UN Human Rights Council Condemns Syria

United Nations High Commissioner for Human Rights Navy Pillay, Jan. 2011 (file photo).
United Nations High Commissioner for Human Rights Navy Pillay, Jan. 2011 (file photo).
Margaret Besheer

The U.N. Human Rights Council has strongly condemned “the continued widespread, systematic and gross violations of human rights” in Syria where the government is entering its ninth month of a bloody crackdown on dissenters.

A Look At Syria's Main Opposition Groups

  • Syrian National Council:

    - Turkey-based coalition of varying ideologies is Syria's largest opposition grouping.
    - Secular dissident Bourhan Ghalioun announced the council's formation in October and said it rejects foreign intervention. Rejects dialogue with President Bashar al-Assad's government and has been urging him to resign.
    - Has created a general assembly, a general secretariat and an executive committee whose members will chair the council on a rotating basis.

  • National Coordination Committee:

    - Primarily based in Syria.
    - Wants the government to enact reforms though dialogue and by building new civilian institutions.
    - Headed by Hassan Abdul-Azim, who has been demanding an end to President Assad's crackdown as a condition for any dialogue between the government and the opposition.

  • Free Syrian Army:

    - Comprised of military defectors.
    - Initially formed to protect civilians but has increasingly gone on the offensive against pro-government forces.
    - Activists say the group launched a high-profile attack Wednesday against a military intelligence complex near Damascus. It used rockets and other weapons to damage the building.

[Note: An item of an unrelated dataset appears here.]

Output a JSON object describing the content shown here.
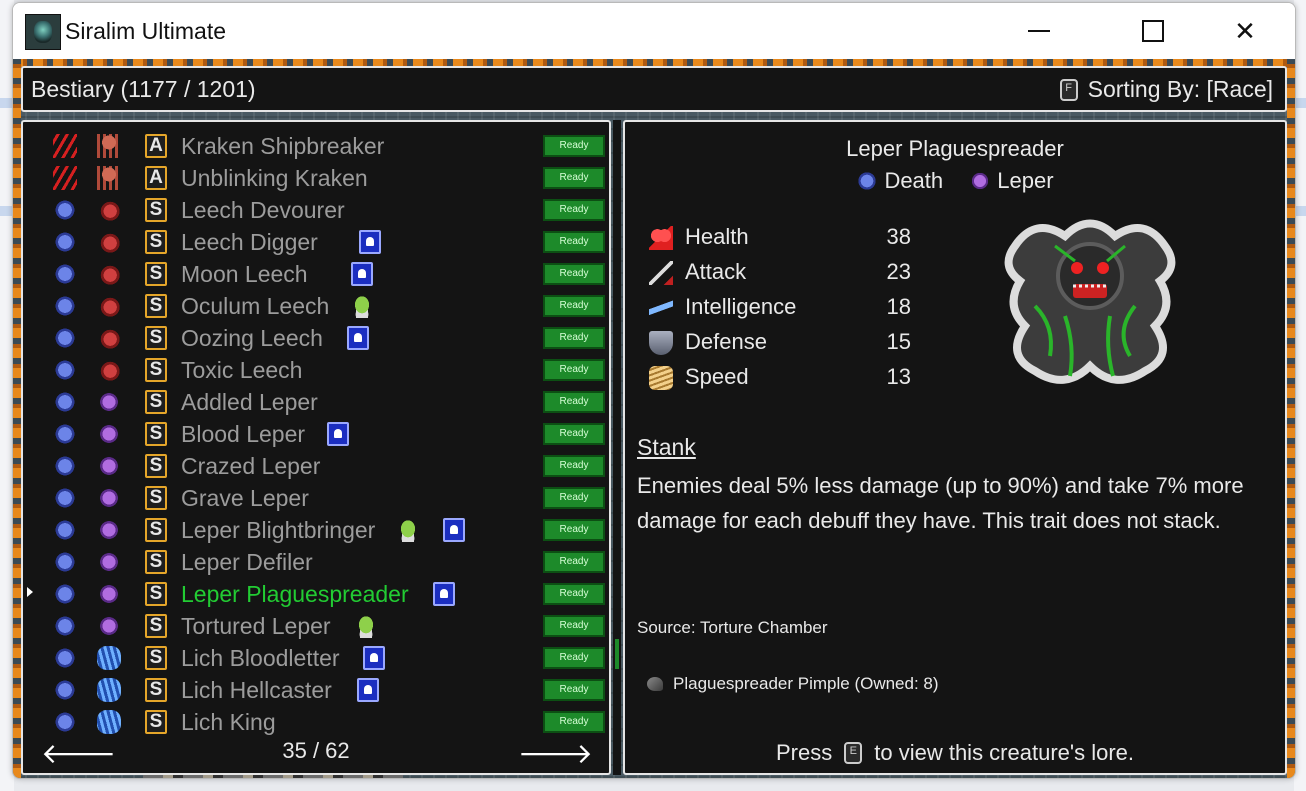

Also, the group says it has created a temporary military council that intends to unseat President Bashar al-Assad's government.
    - The group claims to have at least 15,000 members but those claims have not been independently verified.
    - Colonel Riad al-Asaad formed the group shortly after he defected in July.

During an emergency session convened Friday in Geneva, the U.N. rights body overwhelmingly adopted a resolution that will establish a special investigator to probe human rights abuses in Syria.

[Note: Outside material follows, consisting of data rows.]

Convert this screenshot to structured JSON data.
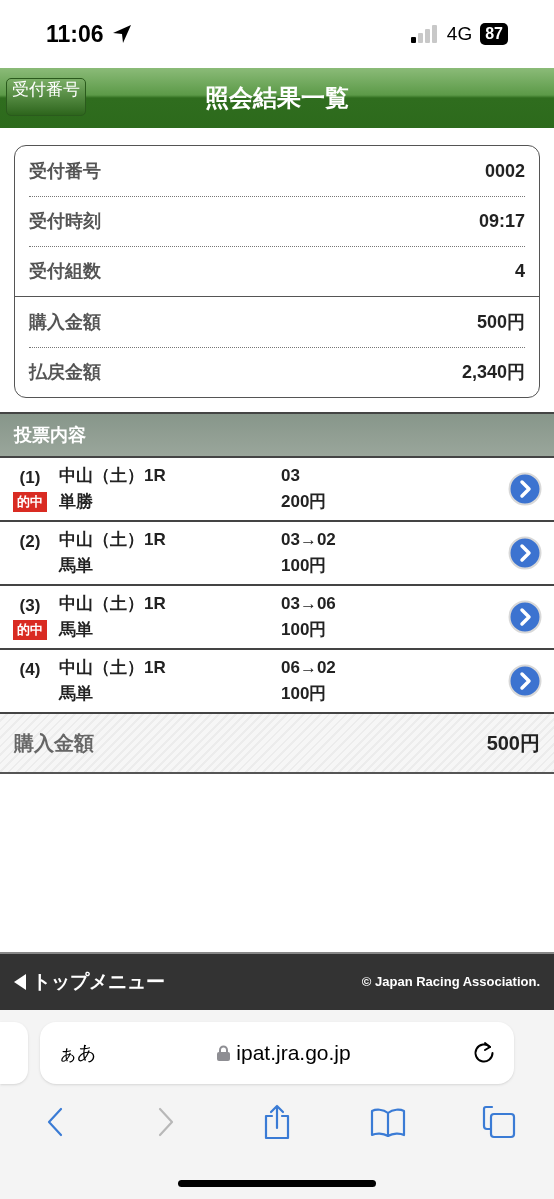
{
  "status_bar": {
    "time": "11:06",
    "network": "4G",
    "battery": "87"
  },
  "header": {
    "back_label": "受付番号",
    "title": "照会結果一覧"
  },
  "summary": {
    "groups": [
      [
        {
          "label": "受付番号",
          "value": "0002"
        },
        {
          "label": "受付時刻",
          "value": "09:17"
        },
        {
          "label": "受付組数",
          "value": "4"
        }
      ],
      [
        {
          "label": "購入金額",
          "value": "500円"
        },
        {
          "label": "払戻金額",
          "value": "2,340円"
        }
      ]
    ]
  },
  "section": {
    "title": "投票内容"
  },
  "bets": [
    {
      "number": "(1)",
      "race": "中山（土）1R",
      "bet_type": "単勝",
      "selection": "03",
      "amount": "200円",
      "badge": "的中"
    },
    {
      "number": "(2)",
      "race": "中山（土）1R",
      "bet_type": "馬単",
      "selection": "03→02",
      "amount": "100円"
    },
    {
      "number": "(3)",
      "race": "中山（土）1R",
      "bet_type": "馬単",
      "selection": "03→06",
      "amount": "100円",
      "badge": "的中"
    },
    {
      "number": "(4)",
      "race": "中山（土）1R",
      "bet_type": "馬単",
      "selection": "06→02",
      "amount": "100円"
    }
  ],
  "total": {
    "label": "購入金額",
    "value": "500円"
  },
  "footer": {
    "menu_link": "トップメニュー",
    "copyright": "© Japan Racing Association."
  },
  "browser": {
    "text_size": "ぁあ",
    "url": "ipat.jra.go.jp",
    "toolbar": [
      {
        "kind": "back",
        "disabled": false
      },
      {
        "kind": "forward",
        "disabled": true
      },
      {
        "kind": "share",
        "disabled": false
      },
      {
        "kind": "bookmarks",
        "disabled": false
      },
      {
        "kind": "tabs",
        "disabled": false
      }
    ]
  }
}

U.N. High Commissioner for Human Rights, Navi Pillay, told the Human Rights Council’s 47 member states that more than 4,000 people have been killed since the crackdown began in mid-March, including 307 children. She said tens of thousands of people have been arrested and some 14,000 remain in Syrian jails.

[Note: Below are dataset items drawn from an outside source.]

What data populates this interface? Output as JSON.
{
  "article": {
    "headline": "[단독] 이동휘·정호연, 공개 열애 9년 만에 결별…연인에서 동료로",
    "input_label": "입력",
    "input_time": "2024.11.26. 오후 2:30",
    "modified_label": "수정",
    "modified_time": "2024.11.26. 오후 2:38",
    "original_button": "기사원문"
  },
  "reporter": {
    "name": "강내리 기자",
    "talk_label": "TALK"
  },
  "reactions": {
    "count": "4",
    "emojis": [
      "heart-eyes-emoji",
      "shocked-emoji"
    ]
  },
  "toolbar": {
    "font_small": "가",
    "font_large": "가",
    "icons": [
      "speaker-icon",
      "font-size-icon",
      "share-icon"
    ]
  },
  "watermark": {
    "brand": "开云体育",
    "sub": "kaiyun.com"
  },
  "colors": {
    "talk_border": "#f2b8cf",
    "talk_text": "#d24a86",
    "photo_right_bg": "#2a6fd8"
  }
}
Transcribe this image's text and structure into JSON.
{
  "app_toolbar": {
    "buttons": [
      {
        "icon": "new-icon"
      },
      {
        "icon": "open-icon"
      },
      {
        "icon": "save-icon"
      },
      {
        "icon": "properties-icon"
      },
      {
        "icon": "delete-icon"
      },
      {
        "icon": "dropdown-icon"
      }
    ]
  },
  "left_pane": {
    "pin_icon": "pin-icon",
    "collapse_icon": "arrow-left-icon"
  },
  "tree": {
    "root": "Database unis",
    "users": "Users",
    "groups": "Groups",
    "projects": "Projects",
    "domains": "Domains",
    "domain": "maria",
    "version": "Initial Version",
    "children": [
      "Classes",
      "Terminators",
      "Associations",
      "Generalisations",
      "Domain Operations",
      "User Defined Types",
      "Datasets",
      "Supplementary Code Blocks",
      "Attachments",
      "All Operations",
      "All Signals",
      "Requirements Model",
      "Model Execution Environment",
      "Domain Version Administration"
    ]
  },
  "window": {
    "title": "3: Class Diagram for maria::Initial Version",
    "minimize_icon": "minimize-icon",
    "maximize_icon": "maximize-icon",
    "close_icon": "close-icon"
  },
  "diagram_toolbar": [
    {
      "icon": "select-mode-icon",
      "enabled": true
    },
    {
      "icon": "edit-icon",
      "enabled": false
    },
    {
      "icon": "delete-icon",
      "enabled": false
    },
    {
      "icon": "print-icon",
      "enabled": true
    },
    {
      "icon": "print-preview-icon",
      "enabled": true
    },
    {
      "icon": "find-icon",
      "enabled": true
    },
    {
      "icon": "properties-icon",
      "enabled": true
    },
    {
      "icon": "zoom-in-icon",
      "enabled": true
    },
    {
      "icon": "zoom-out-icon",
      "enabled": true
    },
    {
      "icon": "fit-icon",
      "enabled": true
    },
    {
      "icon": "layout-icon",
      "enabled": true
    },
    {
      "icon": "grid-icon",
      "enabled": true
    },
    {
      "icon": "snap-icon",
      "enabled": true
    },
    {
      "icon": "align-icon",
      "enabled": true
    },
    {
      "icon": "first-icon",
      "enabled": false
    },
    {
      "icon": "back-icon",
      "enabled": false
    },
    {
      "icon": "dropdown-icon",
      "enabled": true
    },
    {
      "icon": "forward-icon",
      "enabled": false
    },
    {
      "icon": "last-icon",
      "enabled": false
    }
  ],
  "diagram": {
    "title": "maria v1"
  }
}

Earlier this week, the U.N. Human Rights Council’s Independent International Commission of Inquiry delivered its initial report, which concluded that Syria's security and military forces have committed crimes against humanity. Pillay urged the U.N. Security Council to refer the matter to the International Criminal Court at The Hague and said the international community needs to urgently act to protect the Syrian people.

“The Syrian authorities’ continual ruthless repression, if not stopped now, can drive the country into a full-fledged civil war," said Pillay. "In light of the manifest failure of the Syrian authorities to protect their citizens, the international community needs to take urgent and effective measures to protect the Syrian people.”

In a vote of 37 in favor, four against and six abstentions, the Human Rights Council strongly condemned the violence and established a special rapporteur to investigate the situation of human rights in Syria.

Russia, China, Ecuador and Cuba were the four members who voted against the measure, while all four of the Human Rights Council’s Arab members were among the states supporting the resolution.

The resolution stops short of explicitly referring the commission’s report on Syria to the U.N. Security Council -- which could then refer the matter to the International Criminal Court -- but it does charge the U.N. Secretary-General with taking “appropriate action” and transmitting the report to “all U.N. relevant bodies” which could include the General Assembly or Security Council.

Speaking before the vote, Syria’s envoy in Geneva, Faysal Khabbaz Hamwi, dismissed the draft resolution as “one-sided” and “biased.” He urged members not to vote for it, saying it would not help the Syrian people.

“In addition to the false message they are addressing to the situation in my country, we would have hoped to have a more balanced draft resolution that would call on ceasing all forms of armed violence in my country," said a translator on Hamwi's behalf. "We would have liked the draft resolution to call on all sections of the Syrian people to start an effective, real national dialogue to put an end to the crisis. Nevertheless, it did not refer to that whatsoever.”

As the death toll continues to climb, international pressure on Syria has been intensifying, with the European Union, the United States and the Arab League all separately sanctioning the regime of President Bashar al-Assad.